I am unable to get the links from this website called:
I want to get all of the google drive links from that hyperlinks on the left column
CodePudding user response:
Selenium
solution:
from selenium import webdriver
import time
options = webdriver.ChromeOptions()
# options.add_argument('--headless')
driver = webdriver.Chrome(options = options)
driver.get("https://riwayat-file-vaksinasi-dki-jakarta-jakartagis.hub.arcgis.com/")
time.sleep(3) # wait for page to download
links = [i.get_attribute('href') for i in driver.find_elements_by_css_selector("td p a")]
print(links)
driver.quit()
If you didn't use Selenium
before, do not forget to install chromedriver.
requests
urllib.parse
solution (inspired by the comment of @tromgy)
import requests
import bs4
from urllib.parse import unquote
req = requests.get('https://riwayat-file-vaksinasi-dki-jakarta-jakartagis.hub.arcgis.com/')

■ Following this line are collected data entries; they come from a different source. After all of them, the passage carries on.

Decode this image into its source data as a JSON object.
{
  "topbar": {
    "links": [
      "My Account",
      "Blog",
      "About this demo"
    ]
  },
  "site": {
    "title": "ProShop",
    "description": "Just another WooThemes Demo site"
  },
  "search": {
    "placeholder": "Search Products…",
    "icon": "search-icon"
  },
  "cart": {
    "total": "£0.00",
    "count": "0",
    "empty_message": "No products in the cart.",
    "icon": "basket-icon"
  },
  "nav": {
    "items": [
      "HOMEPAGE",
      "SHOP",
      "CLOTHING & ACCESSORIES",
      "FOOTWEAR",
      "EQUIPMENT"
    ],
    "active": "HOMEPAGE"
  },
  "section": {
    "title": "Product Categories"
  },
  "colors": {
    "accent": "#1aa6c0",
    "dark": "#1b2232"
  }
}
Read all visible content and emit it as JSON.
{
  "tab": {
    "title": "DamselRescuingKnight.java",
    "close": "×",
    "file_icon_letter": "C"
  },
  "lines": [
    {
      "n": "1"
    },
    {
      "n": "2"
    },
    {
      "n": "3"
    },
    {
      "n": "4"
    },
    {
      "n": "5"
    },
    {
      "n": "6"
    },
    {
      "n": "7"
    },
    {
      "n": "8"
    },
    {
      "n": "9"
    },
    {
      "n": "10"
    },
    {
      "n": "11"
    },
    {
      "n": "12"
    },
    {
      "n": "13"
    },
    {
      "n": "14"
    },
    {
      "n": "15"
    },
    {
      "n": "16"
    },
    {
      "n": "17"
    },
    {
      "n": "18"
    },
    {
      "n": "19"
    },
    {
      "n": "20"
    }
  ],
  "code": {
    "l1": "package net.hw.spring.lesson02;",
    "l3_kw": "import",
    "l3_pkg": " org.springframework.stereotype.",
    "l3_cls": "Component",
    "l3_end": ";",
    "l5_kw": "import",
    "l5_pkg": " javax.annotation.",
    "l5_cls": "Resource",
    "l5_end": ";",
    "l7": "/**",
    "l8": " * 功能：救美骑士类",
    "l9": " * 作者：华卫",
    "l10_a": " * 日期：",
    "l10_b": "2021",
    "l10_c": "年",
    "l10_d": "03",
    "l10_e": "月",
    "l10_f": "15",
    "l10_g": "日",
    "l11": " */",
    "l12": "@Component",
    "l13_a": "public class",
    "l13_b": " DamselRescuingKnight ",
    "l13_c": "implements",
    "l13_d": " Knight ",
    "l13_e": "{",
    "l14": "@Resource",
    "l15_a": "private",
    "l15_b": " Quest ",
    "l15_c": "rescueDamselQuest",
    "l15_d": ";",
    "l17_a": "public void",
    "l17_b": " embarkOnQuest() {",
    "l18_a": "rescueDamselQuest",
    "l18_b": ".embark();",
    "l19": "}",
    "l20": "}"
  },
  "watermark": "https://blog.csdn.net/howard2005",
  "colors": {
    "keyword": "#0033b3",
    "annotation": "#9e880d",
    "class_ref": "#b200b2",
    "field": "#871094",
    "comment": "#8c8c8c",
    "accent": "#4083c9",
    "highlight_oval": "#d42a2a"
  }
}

soup = bs4.BeautifulSoup(req.text,"lxml")
url = unquote(soup.select_one("script#site-injection").string[23:].strip())
soup = bs4.BeautifulSoup(url,"lxml")
links = [i['href'][2:-2] for i in soup.select("td p a")]
links
If you want to get only the left column of the table, then use td:first-of-type p a
as css selector. It simply inspects the first td
element and ignore the second (right) one.